Don't be a vote connoisseur here please. Redefine how you think about voting and participating.
Do you miss your communities from elsewhere. Well guess what, you are that core community now. If you want it back, the only thing holding you back is you. Don't wait on someone else to start posting. You don't need to worry about the perfect polished quality of your content or if it has been done before elsewhere. The current bar is, umm, poorly defined. No one is judging you. Call it practice. EVERY time you see something interesting, get in the habit of posting it please. Maybe go out of your way to grab a reference or two and post them.
Along these lines, think of how unsure and uncomfortable this may seem to most of us former lurker connoisseurs. You can play hard and thick skinned all you want, but you know exactly what post or comment you posted elsewhere that got the most votes or interaction. Why? Because it matters to you. So upvote everything you can. It matters to someone else too. Don't upvote just for the value or interest you have in the content. Do it just to say "hey, thanks for making the effort to participate and make this place a few lines longer." Please rethink how you handle voting, at least for now, think of a down vote as FU for participating, no votes as I wish you weren't here. We are all likely accustomed to a lot more interaction and validation in our own little niches. This is really an underpinning value of social media, we are here to engage with people, so tell people who are new and unsure about a new and different place, "hey, thanks for participating." You may not know or really appreciate their interests, but you can help us grow a core that can evolve into your favorite niches as the community grows. You are the core community. We can all make it grow if we make it a place people want to be.
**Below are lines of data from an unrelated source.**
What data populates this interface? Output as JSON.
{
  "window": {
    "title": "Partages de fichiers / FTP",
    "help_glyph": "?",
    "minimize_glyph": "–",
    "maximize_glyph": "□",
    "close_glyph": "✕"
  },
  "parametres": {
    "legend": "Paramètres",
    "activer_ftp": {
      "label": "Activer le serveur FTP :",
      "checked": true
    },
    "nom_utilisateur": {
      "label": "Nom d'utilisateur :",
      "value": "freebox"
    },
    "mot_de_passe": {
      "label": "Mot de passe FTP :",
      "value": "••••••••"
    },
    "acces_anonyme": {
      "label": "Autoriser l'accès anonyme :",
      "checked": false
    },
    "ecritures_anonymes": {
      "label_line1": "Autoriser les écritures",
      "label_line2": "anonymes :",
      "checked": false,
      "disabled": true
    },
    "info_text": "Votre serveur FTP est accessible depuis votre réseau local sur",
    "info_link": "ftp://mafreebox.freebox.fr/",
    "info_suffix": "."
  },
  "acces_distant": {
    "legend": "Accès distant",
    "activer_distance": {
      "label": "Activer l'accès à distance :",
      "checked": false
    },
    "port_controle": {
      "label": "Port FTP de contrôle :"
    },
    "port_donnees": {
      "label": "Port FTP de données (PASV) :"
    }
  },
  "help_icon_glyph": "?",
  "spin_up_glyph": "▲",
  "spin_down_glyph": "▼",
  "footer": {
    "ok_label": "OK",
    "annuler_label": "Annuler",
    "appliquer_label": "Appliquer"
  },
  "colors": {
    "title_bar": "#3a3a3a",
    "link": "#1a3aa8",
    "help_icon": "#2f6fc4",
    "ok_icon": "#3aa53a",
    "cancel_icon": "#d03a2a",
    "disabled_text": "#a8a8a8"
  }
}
I find it hard to see how this site can ever challenge the huge user base of Reddit and how they have a relatively active community for basically every topic in existence. But maybe things will snowball.
It won't. And it doesn't need to. It just needs to grow and become self sufficient. This will never kill reddit. Reddit will not be "killed". The purpose is not to kill but to become a place where people come to as an competitive alternative or at the very least a place where they feel good and where they feel they're getting something out of their participation.
You never know, Reddit was once small and digg was the shit, then digg killed itself. Honestly, I kinda doubt it's gonna happen here as well, social media has been consolidating for years now and it's extremely hard to break into the space, but I'll hold onto hope, this looks like a very cool conecpt.
Yep. I guess we'll see. I think with the rise of the bots the internet is going to become more and more unusable in general. But hey, maybe we should just all touch grass more anyway.
from a tech standpoint... when the core development community departs a project, that project dies - its almost always a given. reddit is such a giant that it may never die and I dont expect its core to be completely gutted. but quality content attracts more of the same and I feel that we are beginning to get quality core people here. the reddit husk can continue to shamble on, I don't care.
In my mind, it only needs to be a fraction of the size of Reddit to be potentially successful. I've been using online forums since the 90s, back in the day there were some forums with great long-lasting communities that had only a couple of dozen regular members. Sometimes a smaller forum is better than a larger one. Granted it's different since forums generally specialised in one topic, but don't forget the days where you didn't need to be a huge all-encompassing platform to be successful, especially when you're not trying to make money from it.
Oh definitely. Also if you didn't like the moderation or site policies you could just make your own forum. I'm sure it's a bit of a rose-tinted view but those were the good-old days for me.
I'm not old enough to remember forums, but recently I was lurking around archives of some old forum and, the community around it seemed so special that I hope we can achieve something similar. Obviously, back in the day internet wasn't so massive like it is now, so perhaps that feeling of closeness would be difficult to achieve (?)
Totally agree. It's called social loafing. From Wikipedia: "In social psychology, social loafing is the phenomenon of a person exerting less effort to achieve a goal when they work in a group than when working alone. It is seen as one of the main reasons groups are sometimes less productive than the combined performance of their members working as individuals."
In large communities like Reddit, users are less likely to participate than in a small community
It was better that way. I in no way feel engaged in reddit comment sections. I don't recognize anyone and don't bother to follow or chat with anyone. I pretty much comment and move on if it's something I care enough about.
I don't want to get obsessively invested like I used to back in high school street fighter online forums (some embarrassing discussions) but I'd like to actually be part of a community that sees each other as people and not arguments.
I agree, actually. The people upset about the 3rd party apps unfortunately don’t represent the majority of the users of Reddit. I have several friends on a friends discord I run that never used a 3rd party app at all. They just used the base reddit client like insane people; but they did/do it. For them nothing is changing, and that’s going to be most of the people.
Unless…all the blackouts some how affect enough of them. If their favorite subreddits die out, then maybe they’ll notice. But overall, I feel like it’ll either take a while for Reddit to die out. Or it’ll just continue chugging on, except a lot of the people putting in the work to moderate and post content will maybe have moved on (which may end up eroding the platform there, too).
It's a common rule that the vast majority of content is created by only a few members. It doesn't matter if 90% of reddit's userbase are happy enough and won't leave if the 10% (or even a sizeable chunk of that 10%) of redditors who are most active and create most of the content on the site leave.